The return-to-office (RTO) mandates in 2024 are evolving to include more flexibility than in previous years. While 90% of employers plan to enforce RTO mandates, the definition of RTO varies, with only 19% defining it as a full five-day workweek in the office. Many organizations are hesitant to enforce strict RTO policies for high-performing remote workers, fearing the loss of key talent. An article from Fast Company, titled “How return-to-office mandates will look different in 2024 states that a significant portion of employees (37%) are unhappy with forced RTO and 29% might resign if not reversed. The push for flexibility by employees and the pull back to the office by employers is leading to a rise in hybrid work models, with different requirements for different roles within the same organization. We saw the pushback on the ultimatum Elon Musk gave Twitter employees: return to the office or be fired. In contrast to larger companies’ push for in-office work, smaller employers use this flexibility to compete for talent.
As more companies enforce their office mandates, some workers are quitting instead of complying and returning to the office. Even companies at the forefront of remote work during the pandemic, such as Facebook parent Meta, Google, Amazon, and Zoom, are getting stricter about office returns. They say workers are more productive, collaborative, and engaged in person. In An article from the Washington Post, the percentage of remote workers in America’s workforce is declining — from 17.9 percent in 2021 to 15.2 percent in 2022, according to the latest census data. Meta CEO Mark Zuckerberg similarly threatened termination for employees who didn’t come into the office three days a week as a last resort. And Zoom, the darling of the pandemic that enabled millions of people to work remotely, is asking workers who live near an office to return two days a week.
So what should your company do?
While flexible work arrangements may evolve, they are unlikely to completely disappear as they remain valuable for employee engagement and retention. This may be an opportunity for smaller businesses to snatch great talent if you are willing to offer flexible work schedules.

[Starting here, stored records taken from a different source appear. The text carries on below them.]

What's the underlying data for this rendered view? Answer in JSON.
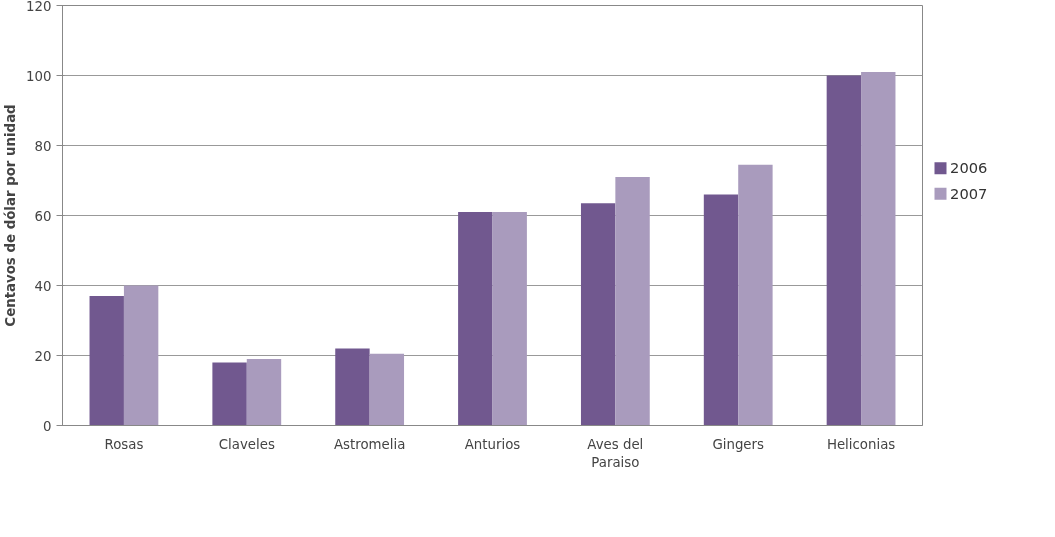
{
  "chart_data": {
    "type": "bar",
    "ylabel": "Centavos de dólar por unidad",
    "categories": [
      "Rosas",
      "Claveles",
      "Astromelia",
      "Anturios",
      "Aves del Paraiso",
      "Gingers",
      "Heliconias"
    ],
    "series": [
      {
        "name": "2006",
        "color": "#71588f",
        "values": [
          37,
          18,
          22,
          61,
          63.5,
          66,
          100
        ]
      },
      {
        "name": "2007",
        "color": "#a99bbd",
        "values": [
          40,
          19,
          20.5,
          61,
          71,
          74.5,
          101
        ]
      }
    ],
    "ylim": [
      0,
      120
    ],
    "yticks": [
      0,
      20,
      40,
      60,
      80,
      100,
      120
    ],
    "grid": "y",
    "legend": "right"
  }
}
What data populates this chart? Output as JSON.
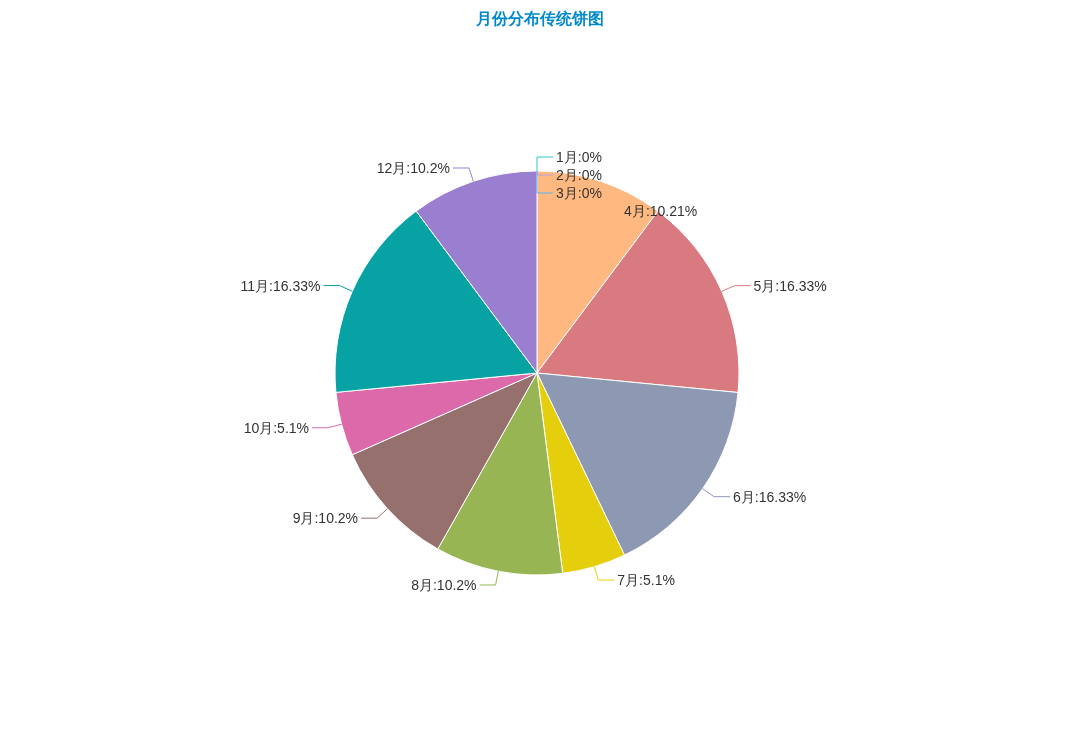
{
  "chart_data": {
    "type": "pie",
    "title": "月份分布传统饼图",
    "categories": [
      "1月",
      "2月",
      "3月",
      "4月",
      "5月",
      "6月",
      "7月",
      "8月",
      "9月",
      "10月",
      "11月",
      "12月"
    ],
    "values": [
      0,
      0,
      0,
      10.21,
      16.33,
      16.33,
      5.1,
      10.2,
      10.2,
      5.1,
      16.33,
      10.2
    ],
    "colors": [
      "#2ec7c9",
      "#b6a2de",
      "#5ab1ef",
      "#ffb980",
      "#d87a80",
      "#8d98b3",
      "#e5cf0d",
      "#97b552",
      "#95706d",
      "#dc69aa",
      "#07a2a4",
      "#9a7fd1"
    ],
    "value_labels": [
      ":0%",
      ":0%",
      ":0%",
      ":10.21%",
      ":16.33%",
      ":16.33%",
      ":5.1%",
      ":10.2%",
      ":10.2%",
      ":5.1%",
      ":16.33%",
      ":10.2%"
    ]
  }
}
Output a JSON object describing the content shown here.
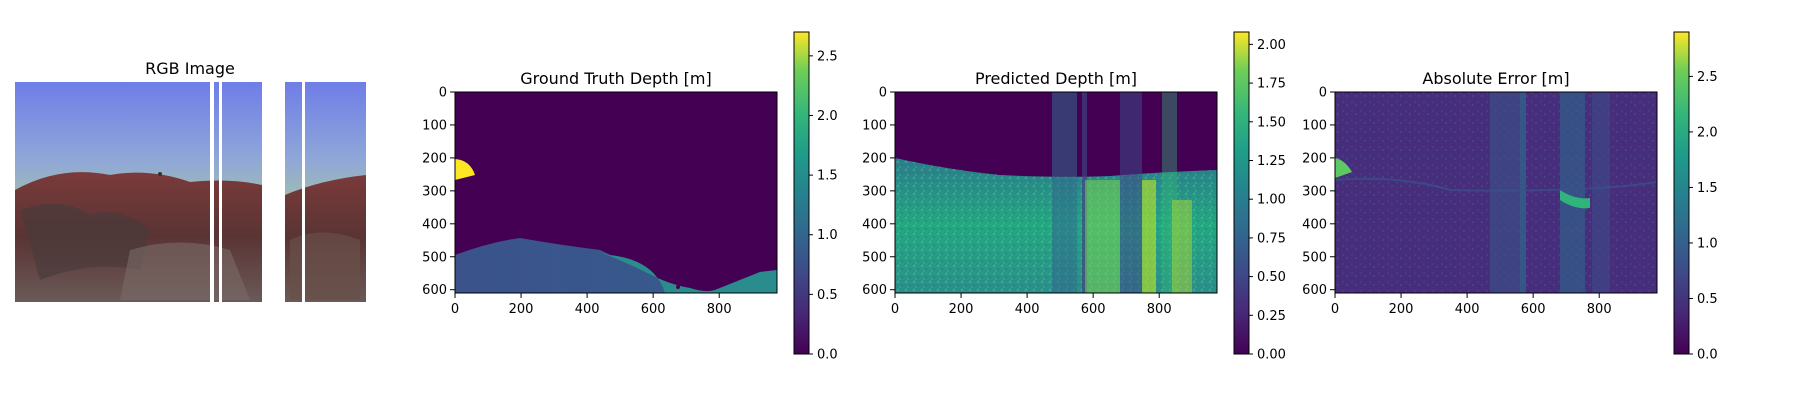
{
  "chart_data": [
    {
      "type": "image",
      "title": "RGB Image"
    },
    {
      "type": "heatmap",
      "title": "Ground Truth Depth [m]",
      "colormap": "viridis",
      "xlim": [
        0,
        975
      ],
      "ylim": [
        610,
        0
      ],
      "x_ticks": [
        0,
        200,
        400,
        600,
        800
      ],
      "y_ticks": [
        0,
        100,
        200,
        300,
        400,
        500,
        600
      ],
      "colorbar": {
        "vmin": 0,
        "vmax": 2.7,
        "ticks": [
          "0.0",
          "0.5",
          "1.0",
          "1.5",
          "2.0",
          "2.5"
        ],
        "tick_values": [
          0,
          0.5,
          1,
          1.5,
          2,
          2.5
        ]
      }
    },
    {
      "type": "heatmap",
      "title": "Predicted Depth [m]",
      "colormap": "viridis",
      "xlim": [
        0,
        975
      ],
      "ylim": [
        610,
        0
      ],
      "x_ticks": [
        0,
        200,
        400,
        600,
        800
      ],
      "y_ticks": [
        0,
        100,
        200,
        300,
        400,
        500,
        600
      ],
      "colorbar": {
        "vmin": 0,
        "vmax": 2.08,
        "ticks": [
          "0.00",
          "0.25",
          "0.50",
          "0.75",
          "1.00",
          "1.25",
          "1.50",
          "1.75",
          "2.00"
        ],
        "tick_values": [
          0,
          0.25,
          0.5,
          0.75,
          1,
          1.25,
          1.5,
          1.75,
          2
        ]
      }
    },
    {
      "type": "heatmap",
      "title": "Absolute Error [m]",
      "colormap": "viridis",
      "xlim": [
        0,
        975
      ],
      "ylim": [
        610,
        0
      ],
      "x_ticks": [
        0,
        200,
        400,
        600,
        800
      ],
      "y_ticks": [
        0,
        100,
        200,
        300,
        400,
        500,
        600
      ],
      "colorbar": {
        "vmin": 0,
        "vmax": 2.9,
        "ticks": [
          "0.0",
          "0.5",
          "1.0",
          "1.5",
          "2.0",
          "2.5"
        ],
        "tick_values": [
          0,
          0.5,
          1,
          1.5,
          2,
          2.5
        ]
      }
    }
  ],
  "colors": {
    "viridis_low": "#440154",
    "viridis_mid": "#21918c",
    "viridis_high": "#fde725"
  }
}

Things to consider as a small company considering RTO:
What does your company do? What is the size of your company? Have you been able to be successful with a remote workforce during the pandemic? What are your objectives for the coming year? Is there a high turnover already? Knowing your leadership style can also gear your decision. Leaders who adopt a hands-off management style might find remote work advantageous. If you thrive on direct oversight, you may face challenges managing a remote workforce, necessitating careful consideration, especially in hybrid work scenarios.
This is an exciting time for businesses to rethink and revitalize their employee productivity and retention approach. With the right strategies, companies can emerge from this transitional period more robust and resilient than ever.